Boards established proprietary Maintenance of Certification® (MOC) programs. Finding that most “grandfathered” physicians did not choose to enroll (or to continue enrollment) in these expensive, time-consuming programs, preferring other means for continuing education more suitable for their practice, the Boards are trying to make it mandatory for licensure. ABMS constantly asserts that MOC® is (still) “voluntary” although hospitals and insurers increasingly require it. Many patients have found that their personal physician can no longer care for them in the hospital or under their health plan because of summarily being kicked off the staff or the panel despite an unblemished record of excellent care. Enacting MOL would make such physicians unavailable to patients altogether, and greatly exacerbate the looming physician shortage.

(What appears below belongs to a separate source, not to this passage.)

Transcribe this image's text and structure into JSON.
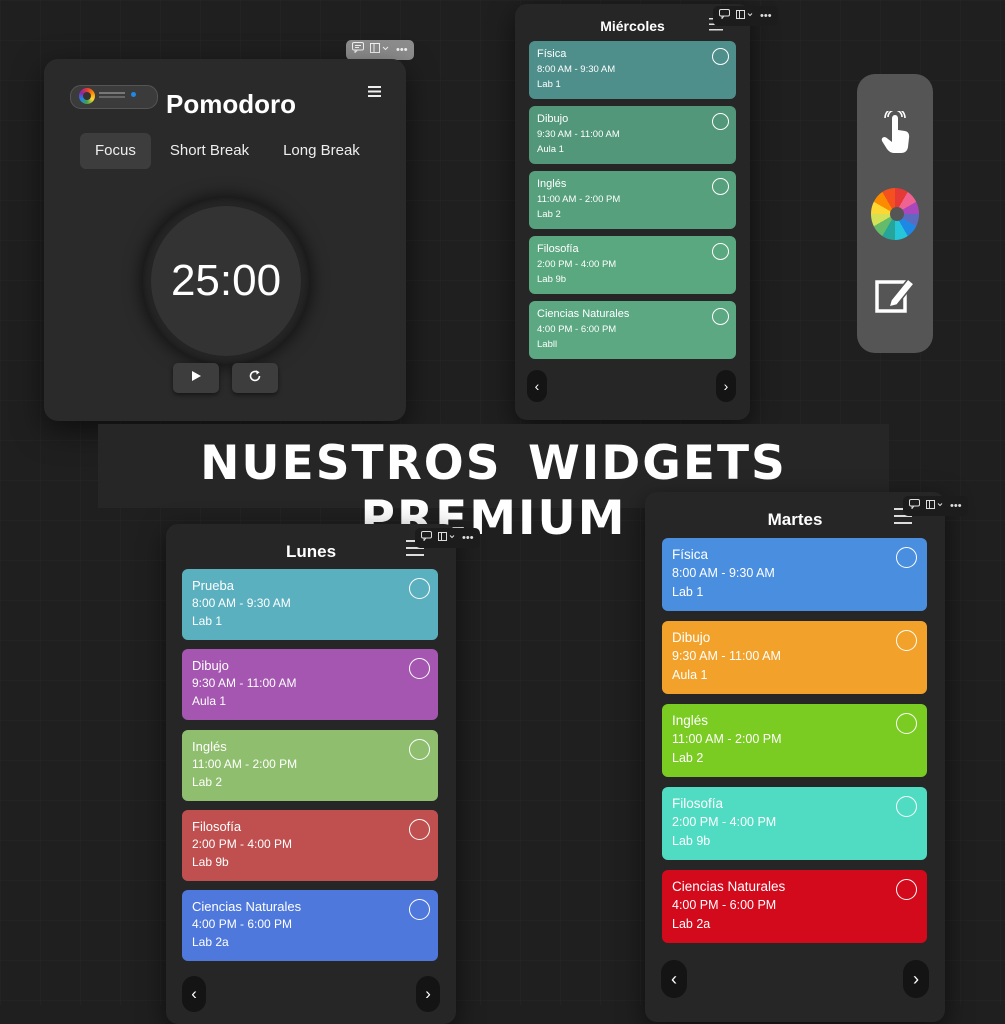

FSMB uses the need to assure “quality” as the rationale for these requirements. But FSMB, ABMS, and member Boards have no special abilities to discern or define quality. Tellingly, many board executives have declined to participate in their own MOC programs, at least until they were forced to do so to keep their lucrative jobs.

In fact, quality may mean use of a proprietary product in which a board executive has a financial interest. It also means conformity to Board-determined protocols of treatment. These may be outdated by the time they are promulgated. Worse, Boards may require physicians to act contrary to conscience. Efforts to exclude physicians who decline to perform abortions may eventually succeed. Pro-life medical students are already avoiding OB/GYN programs. Boards could eventually demand participation in assisted suicide, withdrawal of food and water, sex-change surgery, mandated sterilizations, and so on.

FSMB is a private, wealthy, tax-exempt corporation, funded in part  by state medical boards. ABMS and its member boards are also private corporations. Though tax-exempt, they have multi-million dollar revenue streams from their MOC® programs, used to pay lavish executive salaries. They are self-credentialed and not accountable to elected officials or voters. They are subject to no constitutional limitations on their quasi-governmental powers over the practice of medicine.

Physician backlash against MOC® has thwarted the drive to require it for Maintenance of Licensure (MOL). The ABIM has even issued an apology, and backed off, probably temporarily, on some requirements.

The Interstate Medical Licensure Compact, rapidly materializing and being pushed in many states, appears to be a back-door effort to gain a foothold for MOC®, starting with physicians seeking multistate licensure under the Compact. FSMB denials are not persuasive; the preprint of an article to appear in the Journal of American Physicians and Surgeons contrasts the FSMB denials with the actual wording of the Compact.

The ostensible rationale is to “streamline” applications to further “advanced health care delivery systems,” which are thought to be mainly about telehealth. FSMB specifically opposes legislation at the federal level to accomplish this. While AAPS also opposes a federal licensure system, the imposition of a quasi-governmental private system that supersedes federalism is even worse. FSMB assertions that it would not impair state sovereignty are not credible.

Telehealth may be very helpful, as in bringing physician consultation to rural areas, and Arizona already is making provisions for that. Telehealth also has dangers. There are interest groups that could try to use the Compact to circumvent restrictions that states may impose, as on chemical abortion by remote providers who have no personal contact with patients and no ability to manage complications. The huge lobbying effort required for pushing for the Compact simultaneously in many states suggests special-interest involvement, and any state considering the Compact should investigate funding sources for lobbyists.

AAPS urges the enactment of SB 1257 and SCR 1003. Arizona should maintain state control over medical licensure and reject the influence of out-of-state private corporations.